In Australia, ASIC released a report on private credit markets, noting questionable practices among some managers. Separately, Macquarie agreed to compensate Shield investors $321 million following regulatory findings.
Geopolitical attention was centred on speeches at the United Nations meetings in New York. President Donald Trump sharply criticised global migration, climate policies, and the organisation’s effectiveness. He warned Western nations that “your countries are going to hell,” dismissed climate change as “the greatest con job ever perpetrated on the world,” and urged an end to renewable energy initiatives. Trump also threatened tariffs on Russia if the war in Ukraine persists, opposed recognition of Palestinian statehood, and demanded the release of hostages in Gaza.
Prime Minister Anthony Albanese used his address to promote Australia’s bid for a UN Security Council seat, call for urgent climate action, and announce strengthened 2035 emissions targets. He reaffirmed support for a two-state solution, recognised Palestine, and condemned Hamas. Albanese reiterated Australia’s commitment to Ukraine, Indo-Pacific stability, and international rules-based order, while urging cooperation on child safety, antisemitism, and dictatorship.
The PM followed his attendance with meetings at 10 Downing Street with UK Prime Minister Keir Starmer, discussing AUKUS, Ukraine support, and critical minerals cooperation.
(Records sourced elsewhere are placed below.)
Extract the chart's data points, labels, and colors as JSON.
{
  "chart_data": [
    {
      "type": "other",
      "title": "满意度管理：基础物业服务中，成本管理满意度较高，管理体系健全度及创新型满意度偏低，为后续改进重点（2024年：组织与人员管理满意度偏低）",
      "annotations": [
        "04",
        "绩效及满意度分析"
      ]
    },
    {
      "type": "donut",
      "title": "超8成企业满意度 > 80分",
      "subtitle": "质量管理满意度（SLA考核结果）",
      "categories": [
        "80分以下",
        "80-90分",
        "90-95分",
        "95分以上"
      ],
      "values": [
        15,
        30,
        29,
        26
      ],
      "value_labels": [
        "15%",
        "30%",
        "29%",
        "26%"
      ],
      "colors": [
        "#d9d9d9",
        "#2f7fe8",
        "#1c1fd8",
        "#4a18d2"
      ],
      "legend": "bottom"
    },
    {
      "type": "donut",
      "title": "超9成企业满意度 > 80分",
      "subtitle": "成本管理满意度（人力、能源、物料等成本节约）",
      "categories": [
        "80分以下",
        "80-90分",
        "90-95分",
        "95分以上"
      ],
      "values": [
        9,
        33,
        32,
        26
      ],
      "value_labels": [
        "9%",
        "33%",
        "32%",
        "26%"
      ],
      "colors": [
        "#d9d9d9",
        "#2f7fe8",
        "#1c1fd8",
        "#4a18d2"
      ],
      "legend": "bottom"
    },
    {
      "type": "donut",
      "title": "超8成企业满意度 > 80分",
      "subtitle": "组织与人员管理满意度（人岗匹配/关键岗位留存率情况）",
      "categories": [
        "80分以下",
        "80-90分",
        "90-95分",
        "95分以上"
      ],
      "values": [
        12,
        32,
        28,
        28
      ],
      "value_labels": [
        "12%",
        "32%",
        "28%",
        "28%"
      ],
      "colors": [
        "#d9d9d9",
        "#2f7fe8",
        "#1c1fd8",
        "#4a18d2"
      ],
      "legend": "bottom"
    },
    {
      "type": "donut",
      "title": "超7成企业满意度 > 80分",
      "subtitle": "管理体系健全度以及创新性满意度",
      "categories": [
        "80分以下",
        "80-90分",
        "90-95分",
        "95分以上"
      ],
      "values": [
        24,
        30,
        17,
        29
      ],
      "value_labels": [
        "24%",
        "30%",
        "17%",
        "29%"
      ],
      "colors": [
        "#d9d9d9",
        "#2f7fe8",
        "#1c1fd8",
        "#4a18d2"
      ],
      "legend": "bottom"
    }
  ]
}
He then stopped in the Middle East during his return leg to discuss the Australia-UAE CEPA bilateral free trade agreement.
Meanwhile, European diplomats warned Moscow that NATO would respond to further airspace violations, including the possibility of downing aircraft. Secretary General Mark Rutte indicated that members are prepared to escort or, if necessary, take down unauthorised Russian drones or aircraft entering NATO airspace, aligning with calls to take stronger measures if required.
Looking ahead, the RBA is expected to hold the cash rate at 3.6% tomorrow. The new month brings the ISM and labour market updates in the US, with unemployment expected to remain at 4.3% as just +50k jobs are added to the economy. Chinese PMIs are also due out ahead of the national holidays, with updates on inflation and unemployment expected in the eurozone. Members of Congress will attempt to avoid another US government shutdown before the start of October on Wednesday.